Einsatz als Futterpflanze
Rotklee ist ein guter Lieferant für Eiweiß, Fett und Stärke. Er ist daher ein hochwertiges Futtermittel, welches durch die Tiere auch sehr gern gefressen wird. Ähnliche Pflanzen können keinen gleichwertigen Futterwert aufzeigen und verfügen auch nicht über ein solch gutes Anpassungsvermögen.
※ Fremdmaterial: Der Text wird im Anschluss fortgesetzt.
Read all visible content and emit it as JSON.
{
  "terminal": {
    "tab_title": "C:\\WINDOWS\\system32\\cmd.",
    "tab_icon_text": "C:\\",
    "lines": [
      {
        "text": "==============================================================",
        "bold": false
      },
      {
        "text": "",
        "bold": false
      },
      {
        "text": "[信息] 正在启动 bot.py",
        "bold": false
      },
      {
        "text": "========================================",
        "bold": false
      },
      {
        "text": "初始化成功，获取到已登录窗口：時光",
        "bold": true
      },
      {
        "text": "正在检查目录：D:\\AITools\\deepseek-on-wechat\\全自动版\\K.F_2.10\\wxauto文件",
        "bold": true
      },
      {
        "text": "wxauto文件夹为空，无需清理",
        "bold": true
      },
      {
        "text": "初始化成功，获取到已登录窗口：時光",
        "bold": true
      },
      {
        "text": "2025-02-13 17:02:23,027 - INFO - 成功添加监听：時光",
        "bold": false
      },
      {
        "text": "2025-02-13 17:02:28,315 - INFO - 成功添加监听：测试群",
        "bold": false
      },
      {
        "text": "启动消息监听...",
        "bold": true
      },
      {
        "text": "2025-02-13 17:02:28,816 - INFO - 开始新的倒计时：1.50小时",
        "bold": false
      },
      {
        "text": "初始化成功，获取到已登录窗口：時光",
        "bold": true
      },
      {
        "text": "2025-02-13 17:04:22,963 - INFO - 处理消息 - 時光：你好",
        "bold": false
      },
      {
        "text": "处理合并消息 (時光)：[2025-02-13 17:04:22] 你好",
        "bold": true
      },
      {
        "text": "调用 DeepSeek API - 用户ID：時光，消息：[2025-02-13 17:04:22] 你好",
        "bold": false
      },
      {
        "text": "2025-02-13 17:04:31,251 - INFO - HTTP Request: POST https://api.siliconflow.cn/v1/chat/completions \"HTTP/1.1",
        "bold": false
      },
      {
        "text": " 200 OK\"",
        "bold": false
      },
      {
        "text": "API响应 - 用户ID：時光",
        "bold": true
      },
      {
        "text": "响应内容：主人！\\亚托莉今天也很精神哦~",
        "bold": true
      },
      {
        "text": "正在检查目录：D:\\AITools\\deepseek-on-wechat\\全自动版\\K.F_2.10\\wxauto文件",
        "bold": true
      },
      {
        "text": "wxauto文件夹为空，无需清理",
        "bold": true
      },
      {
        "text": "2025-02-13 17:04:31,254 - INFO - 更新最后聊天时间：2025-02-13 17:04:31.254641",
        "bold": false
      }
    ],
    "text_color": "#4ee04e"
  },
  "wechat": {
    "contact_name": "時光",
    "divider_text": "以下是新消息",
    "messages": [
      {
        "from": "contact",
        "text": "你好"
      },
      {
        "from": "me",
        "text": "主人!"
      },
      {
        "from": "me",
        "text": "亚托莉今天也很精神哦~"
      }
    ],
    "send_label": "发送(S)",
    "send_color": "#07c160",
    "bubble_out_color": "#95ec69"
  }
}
Rotklee wird daher gemischt mit anderen Gräsern und Wiesenkräutern in getrockneter Form als Grünfutter für Schafe und Rinder eingesetzt.

Rotklee zur Gründüngung
Rotklee verfügt über die Eigenschaft, Stickstoff aus der Luft aufzunehmen und mit Hilfe von Knöllchenbakterien, in den Wurzeln zu binden zu können. Auch andere Nährstoffe werden durch die Wurzeln gespeichert und verbessern so das Bodenleben. Auch eine Erosion des Bodens wird verhindert. Die meisten Nährstoffe sind zur Vollblüte an den Wurzeln gebunden. Der Umbruch des Klees zur Gründüngung erfolgt daher grundsätzlich zum Herbst des zweiten Nutzungsjahres.

Rotklee als Glied der Fruchtfolge
Der Anbau verschiedener Pflanzen in zeitlicher Abfolge vermindert das Risiko von Schädlingen und Krankheiten. Im Vergleich zu einer Monokultur wird der Boden bei verschiedenen Fruchtfolgen nicht so stark ausgelaugt. Da Rotklee in der Lage ist, Nährstoffe im Boden zu binden, wird er bereits seit dem achtzehnten Jahrhundert erfolgreich als Glied in der Fruchtfolge eingesetzt.